Firstly, the size of the increase is striking. While some of this can be explained by the significant improvement in the status of local authority auditing (a rare good news story from the sector) even accounting for this, the increase is significant. The biggest percentage increases have been in the categories over £150,000 – a 32 per cent increase to 1,092 – and over £200,000 – a 50 per cent increase to 262. This strongly suggests significant pay hikes for senior staff in town halls up and down the country, despite the fact that by 2023-24 inflation had receded as a problem. We are almost certainly looking at the top brass benefitting from real terms bumps in wages, as well as juicier pension contributions.

Secondly, the really big pay packets, usually made up in large part by significant golden goodbyes, are not quite as eye-catching as previous years. Two employees – in Castle Point and Glasgow – received over £500,000 and £600,000 in remuneration in 2023-24. A further employee in Brighton received between £400,000 and £500,000. But that doesn’t compare to the £651,000 received by Hampshire’s Felicity Roe in 2022-23, plus the seven additional town hall bosses who received over £400,000. There may be no trend here, or perhaps town halls have got slightly better at restraining some of the biggest exit packages.

The final point that should really strike anyone going through the list is how stark the contrast is with the language coming from councils and their industry representatives over the last year, as well as the budgetary decisions they have been making in terms of services. Search almost any council in this list along with the term “cuts to services” and there will be numerous articles detailing changes to bin collections, grass-cutting, street lighting, park opening times, library hours and so on.

It is difficult to escape the conclusion that far too many of these town hall bosses are simply not delivering. If the Conservatives are to get into power, they need to identify ways to transform the culture in town halls that so often rewards mediocrity and failure. Critically, regulations should be strengthened so that all senior job vacancies are advertised externally. Reforms to local government pension schemes should be looked at, including a shift to defined contribution schemes for all new employees.
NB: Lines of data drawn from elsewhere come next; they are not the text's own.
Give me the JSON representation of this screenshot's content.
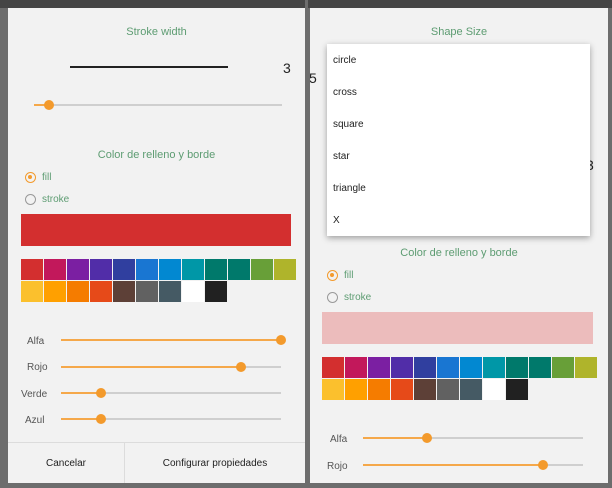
{
  "left": {
    "stroke_title": "Stroke width",
    "stroke_value": "3",
    "stroke_slider_value": 0.06,
    "color_title": "Color de relleno y borde",
    "fill_label": "fill",
    "stroke_label": "stroke",
    "selected_option": "fill",
    "preview_color": "#d32f2f",
    "sliders": [
      {
        "label": "Alfa",
        "value": 1.0
      },
      {
        "label": "Rojo",
        "value": 0.82
      },
      {
        "label": "Verde",
        "value": 0.18
      },
      {
        "label": "Azul",
        "value": 0.18
      }
    ],
    "cancel_label": "Cancelar",
    "configure_label": "Configurar propiedades"
  },
  "right": {
    "shape_title": "Shape Size",
    "shape_options": [
      "circle",
      "cross",
      "square",
      "star",
      "triangle",
      "X"
    ],
    "partial_left": "5",
    "partial_right": "3",
    "color_title": "Color de relleno y borde",
    "fill_label": "fill",
    "stroke_label": "stroke",
    "selected_option": "fill",
    "preview_color": "#ecbcbc",
    "sliders": [
      {
        "label": "Alfa",
        "value": 0.29
      },
      {
        "label": "Rojo",
        "value": 0.82
      }
    ]
  },
  "palette": [
    "#d32f2f",
    "#c2185b",
    "#7b1fa2",
    "#512da8",
    "#303f9f",
    "#1976d2",
    "#0288d1",
    "#0097a7",
    "#00796b",
    "#00796b",
    "#689f38",
    "#afb42b",
    "#fbc02d",
    "#ffa000",
    "#f57c00",
    "#e64a19",
    "#5d4037",
    "#616161",
    "#455a64",
    "#ffffff",
    "#212121"
  ]
}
A cap, of say £95,000, should be placed on exit packages. And where a council declares a section 114 notice, or only avoids it due to an injection of funding from central government, any senior staff departing as a result should be restricted from working in another town hall for an extended period of time. Removing failing bosses from their positions should also be made much easier.

A job of this seniority and remuneration should be an insecure one, as uncomfortable as it may be to say so. There should be genuine fear of failure. Local government is too often seen as a place for the mediocre and indolent to escape the high-pressure environment of other sectors. It’s not enough for them to appear on our annual town hall rich list. They need to be told to buck up, or be shown the door.